In [1]:
import numpy as np

import seaborn as sns

%matplotlib inline
import matplotlib.pyplot as plt

## Gradient projection

In [2]:
def _dot(a, b):
    return sum(np.dot(x.ravel(), y.ravel()) for x, y in zip(a, b))

class ExponentialFamilyDistribution:
    def __init__(self, *theta):
        self.theta = theta
        
    def A(self):
        return NotImplemented
    
    def T(self, x):
        return NotImplemented
    
    def h(self, x):
        return NotImplemented
    
    def pdf(self, *x):
        return self.h(*x) * np.exp(_dot(self.theta, self.T(*x)) - self.A())
    
    def sample(self):
        raise NotImplemented
    

class GaussianDistribution(ExponentialFamilyDistribution):
    def __init__(self, *theta):
        super().__init__(*theta)
        self.k = theta[0].shape[0]
    
    def A(self):
        return 0.5 * _dot(self.theta, self.theta)
    
    def grad_A(self):
        return self.theta
    
    def T(self, x):
        return x
    
    def h(self, x):
        return (2 * np.pi) ** (-self.k / 2) * np.exp(-0.5 * _dot(x, x))
        
    def sample(self):
        return (np.random.normal(loc=self.theta[0]), )

In [3]:
def projector(x):
    return np.clip(x, -0.5, 0.5)

In [4]:
def projected_gradient(obj, f_class, projector, C, theta0, n_iters=5000):
    estimations = []
    thetas = [theta0]
    
    cumsum = 0
    theta = theta0
    for i in range(1, n_iters + 1):
        f = f_class(theta)
        x = f.sample()
        cumsum += obj(x) / f.pdf(x)
        estimations.append(cumsum / i)
        
        tmp = (obj(x) / f.pdf(x)) ** 2
        g = tuple(tmp * (a - b) for a, b in zip(f.grad_A(), f.T(x)))
        theta = projector(theta - C / i ** 0.5 * g[0])
        thetas.append((theta, ))
        
    return thetas, estimations

In [5]:
obj = lambda x: 1 <= _dot(x, x) <= 4

In [6]:
%%time
thetas, estimations = projected_gradient(obj, GaussianDistribution, projector, 
                                         0.001, np.array([-3, 10]), n_iters = 15000)
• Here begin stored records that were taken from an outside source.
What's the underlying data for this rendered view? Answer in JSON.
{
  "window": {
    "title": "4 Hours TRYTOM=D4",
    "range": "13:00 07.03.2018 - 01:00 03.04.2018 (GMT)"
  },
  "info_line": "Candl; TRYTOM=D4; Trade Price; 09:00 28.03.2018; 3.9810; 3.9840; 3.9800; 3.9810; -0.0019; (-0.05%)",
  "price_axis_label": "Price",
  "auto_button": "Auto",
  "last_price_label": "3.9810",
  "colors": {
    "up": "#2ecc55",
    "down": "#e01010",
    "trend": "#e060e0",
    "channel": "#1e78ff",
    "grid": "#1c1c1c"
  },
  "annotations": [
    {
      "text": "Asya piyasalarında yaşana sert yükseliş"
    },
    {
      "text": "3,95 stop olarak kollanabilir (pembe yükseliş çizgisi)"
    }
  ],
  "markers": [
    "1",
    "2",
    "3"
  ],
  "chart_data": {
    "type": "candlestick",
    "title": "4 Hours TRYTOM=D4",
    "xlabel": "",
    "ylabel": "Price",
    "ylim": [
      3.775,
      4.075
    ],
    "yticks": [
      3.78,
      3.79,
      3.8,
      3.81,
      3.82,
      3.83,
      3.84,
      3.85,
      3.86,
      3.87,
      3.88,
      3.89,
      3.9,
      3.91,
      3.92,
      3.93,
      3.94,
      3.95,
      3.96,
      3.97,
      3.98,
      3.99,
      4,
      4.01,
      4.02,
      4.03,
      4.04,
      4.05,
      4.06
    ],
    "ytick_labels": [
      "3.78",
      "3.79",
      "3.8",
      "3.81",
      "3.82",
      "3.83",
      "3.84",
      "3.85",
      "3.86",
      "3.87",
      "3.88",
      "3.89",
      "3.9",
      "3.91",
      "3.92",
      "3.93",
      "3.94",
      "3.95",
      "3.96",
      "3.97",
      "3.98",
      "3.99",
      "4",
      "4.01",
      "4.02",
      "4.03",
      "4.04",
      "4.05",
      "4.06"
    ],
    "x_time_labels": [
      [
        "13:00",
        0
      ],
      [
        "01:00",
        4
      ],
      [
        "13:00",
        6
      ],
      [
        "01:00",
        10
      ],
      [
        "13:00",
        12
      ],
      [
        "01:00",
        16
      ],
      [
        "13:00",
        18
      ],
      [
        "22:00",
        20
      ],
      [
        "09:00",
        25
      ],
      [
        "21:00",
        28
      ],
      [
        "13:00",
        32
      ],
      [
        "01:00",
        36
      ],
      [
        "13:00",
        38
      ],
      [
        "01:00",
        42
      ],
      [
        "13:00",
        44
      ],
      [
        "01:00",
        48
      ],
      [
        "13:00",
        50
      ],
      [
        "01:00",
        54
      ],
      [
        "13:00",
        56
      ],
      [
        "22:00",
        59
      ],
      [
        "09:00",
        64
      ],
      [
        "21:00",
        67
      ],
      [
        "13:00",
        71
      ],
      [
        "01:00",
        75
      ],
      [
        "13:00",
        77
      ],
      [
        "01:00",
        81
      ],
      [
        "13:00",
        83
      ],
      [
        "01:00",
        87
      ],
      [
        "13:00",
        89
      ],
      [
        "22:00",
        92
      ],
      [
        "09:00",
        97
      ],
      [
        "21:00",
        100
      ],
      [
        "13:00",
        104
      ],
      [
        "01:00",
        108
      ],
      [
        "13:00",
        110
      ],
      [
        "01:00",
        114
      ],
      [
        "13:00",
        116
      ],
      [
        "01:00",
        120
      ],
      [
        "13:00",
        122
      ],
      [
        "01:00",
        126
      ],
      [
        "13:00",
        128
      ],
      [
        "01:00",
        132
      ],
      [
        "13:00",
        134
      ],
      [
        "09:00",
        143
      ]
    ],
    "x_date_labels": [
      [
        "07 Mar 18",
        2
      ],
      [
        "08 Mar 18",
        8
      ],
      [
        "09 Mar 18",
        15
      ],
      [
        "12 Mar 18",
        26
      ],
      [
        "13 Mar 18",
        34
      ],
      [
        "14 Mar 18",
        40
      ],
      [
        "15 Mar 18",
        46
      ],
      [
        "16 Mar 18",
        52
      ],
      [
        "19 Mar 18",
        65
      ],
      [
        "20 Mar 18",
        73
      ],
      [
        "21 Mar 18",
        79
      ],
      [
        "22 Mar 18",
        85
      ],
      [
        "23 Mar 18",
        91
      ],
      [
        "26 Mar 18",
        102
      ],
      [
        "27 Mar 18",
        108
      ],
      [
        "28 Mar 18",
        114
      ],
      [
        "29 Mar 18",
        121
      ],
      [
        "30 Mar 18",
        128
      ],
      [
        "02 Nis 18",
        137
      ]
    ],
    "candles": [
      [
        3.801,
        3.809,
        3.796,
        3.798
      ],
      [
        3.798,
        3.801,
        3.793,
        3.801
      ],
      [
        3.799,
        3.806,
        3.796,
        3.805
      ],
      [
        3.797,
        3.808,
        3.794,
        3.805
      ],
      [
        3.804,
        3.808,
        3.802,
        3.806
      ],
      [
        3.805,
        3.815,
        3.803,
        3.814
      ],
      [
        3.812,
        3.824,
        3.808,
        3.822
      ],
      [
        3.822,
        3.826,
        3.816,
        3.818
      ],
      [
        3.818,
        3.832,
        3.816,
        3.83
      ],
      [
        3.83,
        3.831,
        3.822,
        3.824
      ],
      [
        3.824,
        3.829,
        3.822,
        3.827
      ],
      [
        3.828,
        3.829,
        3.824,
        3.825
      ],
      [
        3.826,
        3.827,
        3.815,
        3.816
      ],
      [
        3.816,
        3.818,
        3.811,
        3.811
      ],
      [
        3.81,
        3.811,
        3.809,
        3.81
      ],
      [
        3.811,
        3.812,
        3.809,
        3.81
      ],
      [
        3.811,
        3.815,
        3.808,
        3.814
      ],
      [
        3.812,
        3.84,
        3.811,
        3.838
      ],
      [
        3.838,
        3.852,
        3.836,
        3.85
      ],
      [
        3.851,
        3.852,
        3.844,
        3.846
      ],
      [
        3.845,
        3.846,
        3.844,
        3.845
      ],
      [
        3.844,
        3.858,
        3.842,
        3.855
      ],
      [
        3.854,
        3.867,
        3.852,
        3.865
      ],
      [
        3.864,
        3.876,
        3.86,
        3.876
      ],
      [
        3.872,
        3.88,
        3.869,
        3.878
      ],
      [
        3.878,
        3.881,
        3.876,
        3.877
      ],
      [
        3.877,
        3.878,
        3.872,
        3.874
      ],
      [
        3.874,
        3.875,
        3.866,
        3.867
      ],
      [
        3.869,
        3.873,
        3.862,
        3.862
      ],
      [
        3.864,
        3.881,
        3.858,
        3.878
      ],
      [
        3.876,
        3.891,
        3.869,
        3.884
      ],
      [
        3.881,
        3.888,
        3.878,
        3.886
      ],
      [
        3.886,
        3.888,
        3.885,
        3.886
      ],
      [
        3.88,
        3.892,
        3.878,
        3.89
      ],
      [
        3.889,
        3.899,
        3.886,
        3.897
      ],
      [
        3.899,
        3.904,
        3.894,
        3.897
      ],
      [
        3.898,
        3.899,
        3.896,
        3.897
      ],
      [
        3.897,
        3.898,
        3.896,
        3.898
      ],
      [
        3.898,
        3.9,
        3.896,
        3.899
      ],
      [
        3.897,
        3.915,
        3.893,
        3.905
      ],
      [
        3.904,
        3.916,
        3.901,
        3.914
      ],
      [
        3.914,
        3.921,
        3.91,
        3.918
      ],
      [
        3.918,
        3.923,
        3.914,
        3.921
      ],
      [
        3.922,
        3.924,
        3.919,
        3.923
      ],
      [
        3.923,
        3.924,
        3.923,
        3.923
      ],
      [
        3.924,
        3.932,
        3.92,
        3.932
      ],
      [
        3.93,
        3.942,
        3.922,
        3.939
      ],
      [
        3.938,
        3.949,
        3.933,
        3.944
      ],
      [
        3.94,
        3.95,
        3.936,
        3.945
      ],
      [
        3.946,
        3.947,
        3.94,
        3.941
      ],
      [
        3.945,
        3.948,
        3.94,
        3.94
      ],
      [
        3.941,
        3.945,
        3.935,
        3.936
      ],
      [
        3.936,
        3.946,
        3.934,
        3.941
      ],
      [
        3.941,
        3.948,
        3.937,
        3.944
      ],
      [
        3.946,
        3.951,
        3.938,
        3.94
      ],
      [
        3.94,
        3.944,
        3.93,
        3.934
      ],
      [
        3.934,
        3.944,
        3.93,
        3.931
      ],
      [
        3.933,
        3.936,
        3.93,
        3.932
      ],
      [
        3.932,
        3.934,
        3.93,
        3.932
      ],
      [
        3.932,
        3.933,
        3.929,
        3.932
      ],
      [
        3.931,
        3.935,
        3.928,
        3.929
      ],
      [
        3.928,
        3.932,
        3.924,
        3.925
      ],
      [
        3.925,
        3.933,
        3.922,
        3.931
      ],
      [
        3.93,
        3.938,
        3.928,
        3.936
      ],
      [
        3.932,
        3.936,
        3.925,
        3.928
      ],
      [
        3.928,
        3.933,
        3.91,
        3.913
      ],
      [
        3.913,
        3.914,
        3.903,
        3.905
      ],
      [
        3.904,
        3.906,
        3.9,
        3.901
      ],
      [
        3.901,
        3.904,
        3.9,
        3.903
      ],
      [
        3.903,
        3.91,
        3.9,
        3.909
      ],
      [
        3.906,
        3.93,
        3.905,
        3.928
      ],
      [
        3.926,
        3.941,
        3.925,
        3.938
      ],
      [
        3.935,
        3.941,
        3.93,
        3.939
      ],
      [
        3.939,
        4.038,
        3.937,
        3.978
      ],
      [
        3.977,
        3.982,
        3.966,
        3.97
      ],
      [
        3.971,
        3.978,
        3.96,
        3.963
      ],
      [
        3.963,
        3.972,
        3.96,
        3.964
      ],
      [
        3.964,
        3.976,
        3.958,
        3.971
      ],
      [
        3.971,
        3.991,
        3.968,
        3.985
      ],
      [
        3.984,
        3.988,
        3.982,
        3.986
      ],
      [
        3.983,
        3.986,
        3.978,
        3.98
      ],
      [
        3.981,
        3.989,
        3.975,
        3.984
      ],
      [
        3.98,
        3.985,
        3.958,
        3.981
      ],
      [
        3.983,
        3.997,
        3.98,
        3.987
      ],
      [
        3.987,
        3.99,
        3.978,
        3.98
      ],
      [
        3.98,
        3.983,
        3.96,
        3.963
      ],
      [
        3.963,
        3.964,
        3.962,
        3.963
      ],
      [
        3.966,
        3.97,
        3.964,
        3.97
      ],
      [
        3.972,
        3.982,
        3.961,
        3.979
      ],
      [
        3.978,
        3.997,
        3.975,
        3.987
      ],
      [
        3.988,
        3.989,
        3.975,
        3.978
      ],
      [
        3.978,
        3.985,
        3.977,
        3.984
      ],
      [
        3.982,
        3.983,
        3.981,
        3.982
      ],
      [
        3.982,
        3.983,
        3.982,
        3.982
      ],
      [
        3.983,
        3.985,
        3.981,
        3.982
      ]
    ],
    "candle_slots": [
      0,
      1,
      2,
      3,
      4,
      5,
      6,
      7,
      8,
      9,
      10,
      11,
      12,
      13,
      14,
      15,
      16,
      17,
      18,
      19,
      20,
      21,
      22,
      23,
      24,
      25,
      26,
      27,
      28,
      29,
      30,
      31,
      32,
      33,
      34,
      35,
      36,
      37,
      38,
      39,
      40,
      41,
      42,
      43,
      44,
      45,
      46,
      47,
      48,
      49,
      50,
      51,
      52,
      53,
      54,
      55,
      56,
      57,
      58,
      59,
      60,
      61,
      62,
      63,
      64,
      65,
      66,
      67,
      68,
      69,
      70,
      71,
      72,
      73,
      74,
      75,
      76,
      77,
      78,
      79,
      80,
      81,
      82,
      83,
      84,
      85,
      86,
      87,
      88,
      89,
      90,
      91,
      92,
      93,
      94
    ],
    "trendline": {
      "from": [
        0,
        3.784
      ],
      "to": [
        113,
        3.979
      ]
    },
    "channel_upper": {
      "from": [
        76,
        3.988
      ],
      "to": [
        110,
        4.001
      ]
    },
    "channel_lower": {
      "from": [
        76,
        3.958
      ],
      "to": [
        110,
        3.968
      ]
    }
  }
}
TypeError: super() takes at least 1 argument (0 given)

In [None]:
plt.figure(figsize=(6, 3))
plt.plot(np.array(estimations))
plt.plot(range(15000), 3 * np.pi * np.ones(15000))

## Mirror descent

We first assume that $w(x) = x \log x$

In [None]:
def mirror (x, g, alpha, dgf = 'xlogx'):
    n = len(x)
    updated_x = [x[i] * np.exp(- alpha * g[i]) for i in range(n)]
    return updated_x

def mirror_update(obj, f_class, mirror, C, theta0, n_iters=5000):
    estimations = []
    thetas = [theta0]
    
    cumsum = 0
    theta = theta0
    for i in range(1, n_iters + 1):
        f = f_class(theta)
        x = f.sample()
        cumsum += obj(x) / f.pdf(x)
        estimations.append(cumsum / i)
        
        tmp = (obj(x) / f.pdf(x)) ** 2
        g = tuple(tmp * (a - b) for a, b in zip(f.grad_A(), f.T(x)))
        alpha = C / i ** 0.5
        theta = mirror(theta, g[0], alpha) #  - C / i ** 0.5 * 
        thetas.append((theta, ))
        
    return thetas, estimations

In [None]:
thetas, estimations = mirror_update(obj, GaussianDistribution, mirror, 
                                         0.01, np.array([-3, 10]))

In [None]:
obj = lambda x: 1 <= _dot(x, x) <= 4
#obj = lambda x: np.linalg.norm(x) <= 1

In [None]:
thetas, estimations = mirror_update(obj, GaussianDistribution, mirror, 
                                         0.001, np.array([-3, 10]), n_iters=15000)

In [None]:
plt.figure(figsize=(6, 3))
plt.plot(np.array(estimations))
plt.plot(range(15000), 3 * np.pi * np.ones(15000))